Veio, então, a solução: fazer algo de quatro em quatro anos com os clubes. Formato, estrutura e espaço no calendário iguaizinhos à Copa do Mundo (antes da expansão para 48 participantes). O ex-Mundial anual ganhou outro nome (Intercontinental) e o campeão europeu só joga a final.
Mas onde encaixar o novo projeto no calendário? A Fifa abriu mão da Copa das Confederações, que já não estava empolgando ninguém.
Até por isso, a sede "automática" do primeiro super mundial virou os Estados Unidos, mantendo o espírito de evento-teste para o torneio um ano ates da Copa do Mundo (de seleções).
A Conmebol bateu o pé e fez questão de assegurar seis vagas para sul-americanos. Capilarizar o fluxo de recursos e oportunidades de participação é estratégia antiga da Fifa — desde a época de João Havelange. Traz voz e voto a quem e de quem está na periferia da bola.
Mas os europeus precisariam de algo mais para se empolgar (ao menos no discurso) com o projeto.
Acertou se você pensou em dinheiro.

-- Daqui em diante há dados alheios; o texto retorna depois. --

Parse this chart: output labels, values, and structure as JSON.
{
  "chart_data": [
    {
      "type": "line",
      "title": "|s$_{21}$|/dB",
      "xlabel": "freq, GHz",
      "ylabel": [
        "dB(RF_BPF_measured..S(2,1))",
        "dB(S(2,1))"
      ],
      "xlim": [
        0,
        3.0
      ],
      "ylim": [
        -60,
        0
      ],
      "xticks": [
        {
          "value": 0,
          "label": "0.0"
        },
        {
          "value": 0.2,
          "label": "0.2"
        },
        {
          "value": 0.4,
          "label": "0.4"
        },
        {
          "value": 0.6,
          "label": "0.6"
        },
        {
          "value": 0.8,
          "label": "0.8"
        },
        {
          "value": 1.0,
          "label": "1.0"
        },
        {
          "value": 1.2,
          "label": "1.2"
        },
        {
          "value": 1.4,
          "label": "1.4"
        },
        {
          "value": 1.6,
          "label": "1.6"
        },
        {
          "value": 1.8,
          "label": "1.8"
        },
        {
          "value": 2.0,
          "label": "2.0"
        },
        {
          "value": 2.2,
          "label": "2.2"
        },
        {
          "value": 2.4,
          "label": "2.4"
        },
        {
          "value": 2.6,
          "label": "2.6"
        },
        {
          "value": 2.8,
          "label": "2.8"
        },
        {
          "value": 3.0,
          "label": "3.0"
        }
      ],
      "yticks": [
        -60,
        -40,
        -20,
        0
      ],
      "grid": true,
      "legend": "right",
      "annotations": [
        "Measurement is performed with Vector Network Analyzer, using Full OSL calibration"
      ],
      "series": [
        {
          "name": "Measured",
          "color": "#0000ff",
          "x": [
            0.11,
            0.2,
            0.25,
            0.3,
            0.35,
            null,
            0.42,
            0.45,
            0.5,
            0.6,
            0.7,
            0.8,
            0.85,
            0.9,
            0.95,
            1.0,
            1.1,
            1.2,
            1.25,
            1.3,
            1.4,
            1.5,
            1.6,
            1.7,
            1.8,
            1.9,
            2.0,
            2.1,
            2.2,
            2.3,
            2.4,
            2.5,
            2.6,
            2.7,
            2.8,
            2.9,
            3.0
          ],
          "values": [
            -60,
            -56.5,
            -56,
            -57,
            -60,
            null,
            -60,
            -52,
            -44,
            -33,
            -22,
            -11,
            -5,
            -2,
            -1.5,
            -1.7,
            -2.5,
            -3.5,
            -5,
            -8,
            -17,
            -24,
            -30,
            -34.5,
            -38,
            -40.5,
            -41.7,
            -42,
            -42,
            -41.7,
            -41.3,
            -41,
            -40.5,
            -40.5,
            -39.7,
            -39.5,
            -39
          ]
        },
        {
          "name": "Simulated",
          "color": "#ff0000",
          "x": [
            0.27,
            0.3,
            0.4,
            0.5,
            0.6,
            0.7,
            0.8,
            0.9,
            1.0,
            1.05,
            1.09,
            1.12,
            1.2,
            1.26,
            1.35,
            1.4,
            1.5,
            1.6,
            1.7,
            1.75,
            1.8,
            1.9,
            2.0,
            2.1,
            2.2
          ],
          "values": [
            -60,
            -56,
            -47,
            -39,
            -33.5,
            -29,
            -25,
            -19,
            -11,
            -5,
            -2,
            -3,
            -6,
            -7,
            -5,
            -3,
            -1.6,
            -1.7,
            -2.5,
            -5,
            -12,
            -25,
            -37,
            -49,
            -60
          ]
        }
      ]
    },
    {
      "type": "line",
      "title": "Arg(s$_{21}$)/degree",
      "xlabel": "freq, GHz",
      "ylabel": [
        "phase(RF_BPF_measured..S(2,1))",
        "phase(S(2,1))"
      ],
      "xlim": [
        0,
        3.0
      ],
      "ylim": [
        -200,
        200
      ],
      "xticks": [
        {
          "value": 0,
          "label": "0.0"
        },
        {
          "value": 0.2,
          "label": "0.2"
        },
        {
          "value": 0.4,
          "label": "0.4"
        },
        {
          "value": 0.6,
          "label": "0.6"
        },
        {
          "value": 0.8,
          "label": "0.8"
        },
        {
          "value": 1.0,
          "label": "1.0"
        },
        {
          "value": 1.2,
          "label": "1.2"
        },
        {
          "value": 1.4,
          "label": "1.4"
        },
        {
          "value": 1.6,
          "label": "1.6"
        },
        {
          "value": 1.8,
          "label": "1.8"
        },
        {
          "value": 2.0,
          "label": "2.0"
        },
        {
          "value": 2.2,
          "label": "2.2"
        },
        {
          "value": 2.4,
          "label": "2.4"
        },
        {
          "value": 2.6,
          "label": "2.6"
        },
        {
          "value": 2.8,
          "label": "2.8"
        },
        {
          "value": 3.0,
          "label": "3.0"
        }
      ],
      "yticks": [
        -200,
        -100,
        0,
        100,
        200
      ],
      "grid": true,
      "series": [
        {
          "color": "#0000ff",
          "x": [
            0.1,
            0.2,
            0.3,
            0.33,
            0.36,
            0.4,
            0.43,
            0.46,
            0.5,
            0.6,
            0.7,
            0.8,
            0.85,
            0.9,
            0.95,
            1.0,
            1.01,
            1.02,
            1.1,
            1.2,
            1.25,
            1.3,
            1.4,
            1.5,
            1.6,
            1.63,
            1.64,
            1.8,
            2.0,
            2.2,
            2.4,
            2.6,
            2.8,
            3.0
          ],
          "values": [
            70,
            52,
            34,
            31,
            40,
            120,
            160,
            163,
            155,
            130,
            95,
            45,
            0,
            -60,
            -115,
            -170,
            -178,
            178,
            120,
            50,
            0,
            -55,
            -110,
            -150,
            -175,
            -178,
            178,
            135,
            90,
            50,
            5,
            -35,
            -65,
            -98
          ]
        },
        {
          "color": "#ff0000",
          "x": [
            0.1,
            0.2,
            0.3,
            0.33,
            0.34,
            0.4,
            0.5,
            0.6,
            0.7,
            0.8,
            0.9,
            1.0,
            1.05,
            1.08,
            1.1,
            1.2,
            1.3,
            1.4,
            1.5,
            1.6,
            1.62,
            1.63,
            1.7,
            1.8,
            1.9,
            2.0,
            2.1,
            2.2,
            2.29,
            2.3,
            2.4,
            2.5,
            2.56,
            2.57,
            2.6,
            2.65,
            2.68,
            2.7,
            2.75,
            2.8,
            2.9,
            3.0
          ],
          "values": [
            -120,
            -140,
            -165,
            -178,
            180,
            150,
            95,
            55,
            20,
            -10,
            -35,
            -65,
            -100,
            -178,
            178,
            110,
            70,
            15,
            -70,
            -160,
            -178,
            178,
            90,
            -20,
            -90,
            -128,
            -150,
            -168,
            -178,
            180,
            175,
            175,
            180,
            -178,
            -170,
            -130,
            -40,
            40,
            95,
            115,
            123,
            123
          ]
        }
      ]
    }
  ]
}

Não por acaso, o ponto de partida da premiação para os times do Velho Continente será maior que os demais.
Premiação por participação
Clubes europeus: de US$ 12,81 milhões a US$ 38,19 milhões (depende de um ranking com critérios esportivos e comerciais)

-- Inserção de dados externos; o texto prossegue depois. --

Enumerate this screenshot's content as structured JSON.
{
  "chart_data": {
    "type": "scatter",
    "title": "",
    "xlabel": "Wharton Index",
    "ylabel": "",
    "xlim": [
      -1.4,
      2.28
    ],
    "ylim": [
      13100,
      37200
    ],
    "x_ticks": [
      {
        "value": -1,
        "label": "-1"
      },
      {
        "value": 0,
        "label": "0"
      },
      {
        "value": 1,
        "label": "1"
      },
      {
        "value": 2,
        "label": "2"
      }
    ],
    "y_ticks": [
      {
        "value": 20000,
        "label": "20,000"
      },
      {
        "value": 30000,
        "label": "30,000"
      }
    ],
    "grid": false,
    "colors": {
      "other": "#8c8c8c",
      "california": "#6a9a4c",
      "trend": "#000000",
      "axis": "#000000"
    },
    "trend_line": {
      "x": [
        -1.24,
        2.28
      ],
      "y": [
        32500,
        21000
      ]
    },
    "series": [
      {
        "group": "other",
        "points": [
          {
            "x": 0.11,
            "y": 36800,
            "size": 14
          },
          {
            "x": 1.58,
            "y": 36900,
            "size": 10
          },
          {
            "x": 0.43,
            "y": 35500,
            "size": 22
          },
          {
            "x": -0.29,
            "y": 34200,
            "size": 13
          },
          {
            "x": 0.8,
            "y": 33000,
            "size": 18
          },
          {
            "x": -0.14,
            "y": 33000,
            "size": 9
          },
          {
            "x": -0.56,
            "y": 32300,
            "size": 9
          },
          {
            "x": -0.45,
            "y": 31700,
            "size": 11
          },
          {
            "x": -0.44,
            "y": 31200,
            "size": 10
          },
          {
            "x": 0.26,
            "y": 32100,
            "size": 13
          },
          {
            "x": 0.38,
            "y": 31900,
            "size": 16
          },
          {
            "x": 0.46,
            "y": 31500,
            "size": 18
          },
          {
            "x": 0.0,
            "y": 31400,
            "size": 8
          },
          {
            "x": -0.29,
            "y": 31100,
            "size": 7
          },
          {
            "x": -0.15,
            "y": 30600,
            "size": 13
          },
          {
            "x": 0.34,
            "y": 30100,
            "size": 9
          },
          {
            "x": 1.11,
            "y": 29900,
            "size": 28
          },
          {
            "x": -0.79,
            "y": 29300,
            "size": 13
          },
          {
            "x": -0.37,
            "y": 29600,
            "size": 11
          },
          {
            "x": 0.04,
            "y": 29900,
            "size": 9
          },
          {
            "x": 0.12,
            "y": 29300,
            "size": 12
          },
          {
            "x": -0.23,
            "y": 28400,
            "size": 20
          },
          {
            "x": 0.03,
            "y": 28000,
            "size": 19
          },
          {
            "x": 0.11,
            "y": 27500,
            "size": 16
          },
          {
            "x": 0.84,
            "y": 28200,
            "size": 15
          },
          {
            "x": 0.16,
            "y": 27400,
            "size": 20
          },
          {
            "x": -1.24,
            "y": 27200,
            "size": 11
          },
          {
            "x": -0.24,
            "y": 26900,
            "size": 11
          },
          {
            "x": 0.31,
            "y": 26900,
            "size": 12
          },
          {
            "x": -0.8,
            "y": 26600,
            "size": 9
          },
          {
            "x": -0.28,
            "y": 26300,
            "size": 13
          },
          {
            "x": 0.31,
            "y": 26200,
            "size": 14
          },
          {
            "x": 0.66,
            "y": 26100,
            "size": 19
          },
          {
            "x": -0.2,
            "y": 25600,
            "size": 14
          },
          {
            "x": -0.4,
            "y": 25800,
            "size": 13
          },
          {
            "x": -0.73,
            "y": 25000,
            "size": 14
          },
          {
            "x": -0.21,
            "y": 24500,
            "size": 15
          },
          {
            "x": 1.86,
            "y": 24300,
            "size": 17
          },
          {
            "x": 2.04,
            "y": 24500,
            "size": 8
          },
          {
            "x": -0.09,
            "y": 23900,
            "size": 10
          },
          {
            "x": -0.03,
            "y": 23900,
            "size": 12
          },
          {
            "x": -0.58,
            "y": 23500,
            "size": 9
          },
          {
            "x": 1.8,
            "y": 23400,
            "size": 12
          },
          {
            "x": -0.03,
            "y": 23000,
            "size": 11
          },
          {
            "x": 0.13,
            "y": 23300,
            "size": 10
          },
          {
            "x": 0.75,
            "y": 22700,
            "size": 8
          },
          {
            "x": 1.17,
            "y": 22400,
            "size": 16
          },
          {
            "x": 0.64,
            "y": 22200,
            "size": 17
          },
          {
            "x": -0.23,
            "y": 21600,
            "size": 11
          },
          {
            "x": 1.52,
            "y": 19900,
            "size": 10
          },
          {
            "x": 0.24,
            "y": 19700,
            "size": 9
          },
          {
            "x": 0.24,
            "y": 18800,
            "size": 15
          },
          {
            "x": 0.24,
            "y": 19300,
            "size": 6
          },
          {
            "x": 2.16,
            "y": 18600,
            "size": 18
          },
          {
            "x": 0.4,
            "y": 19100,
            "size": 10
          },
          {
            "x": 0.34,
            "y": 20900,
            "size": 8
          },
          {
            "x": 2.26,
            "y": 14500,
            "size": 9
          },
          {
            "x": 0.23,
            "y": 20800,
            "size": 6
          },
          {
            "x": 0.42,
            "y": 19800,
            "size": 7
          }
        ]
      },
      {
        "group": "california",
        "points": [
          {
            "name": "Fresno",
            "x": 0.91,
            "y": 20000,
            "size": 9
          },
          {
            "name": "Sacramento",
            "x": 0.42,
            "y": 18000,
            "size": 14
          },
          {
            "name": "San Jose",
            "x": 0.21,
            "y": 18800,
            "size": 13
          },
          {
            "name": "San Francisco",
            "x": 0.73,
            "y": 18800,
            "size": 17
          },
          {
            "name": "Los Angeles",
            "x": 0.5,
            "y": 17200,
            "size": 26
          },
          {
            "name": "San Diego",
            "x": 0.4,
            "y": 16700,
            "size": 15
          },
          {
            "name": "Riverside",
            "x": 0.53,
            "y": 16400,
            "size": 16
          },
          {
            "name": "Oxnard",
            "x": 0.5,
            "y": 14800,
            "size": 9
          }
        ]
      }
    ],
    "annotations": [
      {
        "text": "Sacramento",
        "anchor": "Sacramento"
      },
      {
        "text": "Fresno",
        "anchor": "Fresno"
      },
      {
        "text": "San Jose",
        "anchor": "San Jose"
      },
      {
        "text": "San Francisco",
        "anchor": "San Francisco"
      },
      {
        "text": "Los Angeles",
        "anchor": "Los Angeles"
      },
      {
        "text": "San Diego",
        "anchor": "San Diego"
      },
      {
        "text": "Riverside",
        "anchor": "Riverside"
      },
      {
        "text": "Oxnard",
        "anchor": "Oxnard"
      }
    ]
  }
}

Clubes sul-americanos: US$ 15,21 milhões
Clubes da Concacaf: US$ 9,55 milhões
Clubes da Ásia: US$ 9,55 milhões
Clubes da África: US$ 9,55 milhões
Clubes da Oceania: US$ 3,58 milhões
Premiação por fase
Fase de grupos: US$ 2 milhões por vitória e US$ 1 milhão por empate
Oitavas de final: US$ 7,5 milhões
Quartas de final: US$ 13,125 milhões
Semifinais: US$ 21 milhões
Vice-campeão: US$ 30 milhões
Campeão: US$ 40 milhões
Houve também conversas e costuras com entidades ligadas a atletas e clubes a respeito do impacto no calendário. Afinal, o Mundial de Clubes significa que a elite europeia será impactada três anos seguidos no período de férias (Eurocopa 2024, Mundial de Clubes 2025 e Copa do Mundo 2026). O ciclo quadrienal ficou mais preenchido.
Com isso tudo, na ideia do "big bang" citado por Infantino, a Fifa quer criar uma cultura de que os clubes em a ver os torneios continentais anuais mais como uma ponte para o Mundial do que apenas um fim em si.
Esse é um desafio para a cultura na Europa. Mas, na América do Sul, o "rumo a Tóquio", onde tradicionalmente acontecia o outro Mundial, já é mais recorrente para quem entra na Libertadores pensando em título.
Quanto a Fifa espera ganhar
O orçamento da Fifa para esse ciclo precisou ser atualizado por causa da Copa do Mundo de Clubes.
A projeção é que o torneio gere US$ 2 bilhões em receitas no ano. Sendo 75% com direitos de transmissão e marketing. Os outros 25% estimados saem de direitos de hospitalidade e ingressos.
É preciso ver o quanto o público vai, de fato, responder a isso — até agora, a procura por ingressos não tem sido tão satisfatória.
Por outro lado, o acordo global para transmissão do torneio foi com a DAZN, que sublicencia para veículos do mundo todo. Isso gerou US$ 1 bilhão para a Fifa logo de cara.
Ao mesmo tempo, a entidade conseguiu atrair patrocinadores nos últimos meses. Um deles é até o fundo soberano da Arábia Saudita — uma dobradinha que já resulta não só em incentivos para a liga saudita, mas, claro para a escolha do país como sede da Copa 2034.
A ideia é que o Mundial de Clubes seja o principal responsável pela receita da Fifa em 2025. No orçamento, a previsão total de arrecadação no ano é US$ 2,43 bilhões.
Na outra via, a Fifa calcula que vai reinvestir tudo o que gerar de receita com o Mundial.
A conta é que US$ 1 bilhão será distribuído em premiação aos clubes. Outros US$ 900 milhões serão gastos com as despesas operacionais do torneio.
A Fifa também anunciou um programa de investimento de solidariedade para distribuir US$ 250 milhões para clubes ao redor do mundo.
Pela lógica de Infantino, a ideia é que o "big bang" chacoalhe estruturas da forma mais ampla possível.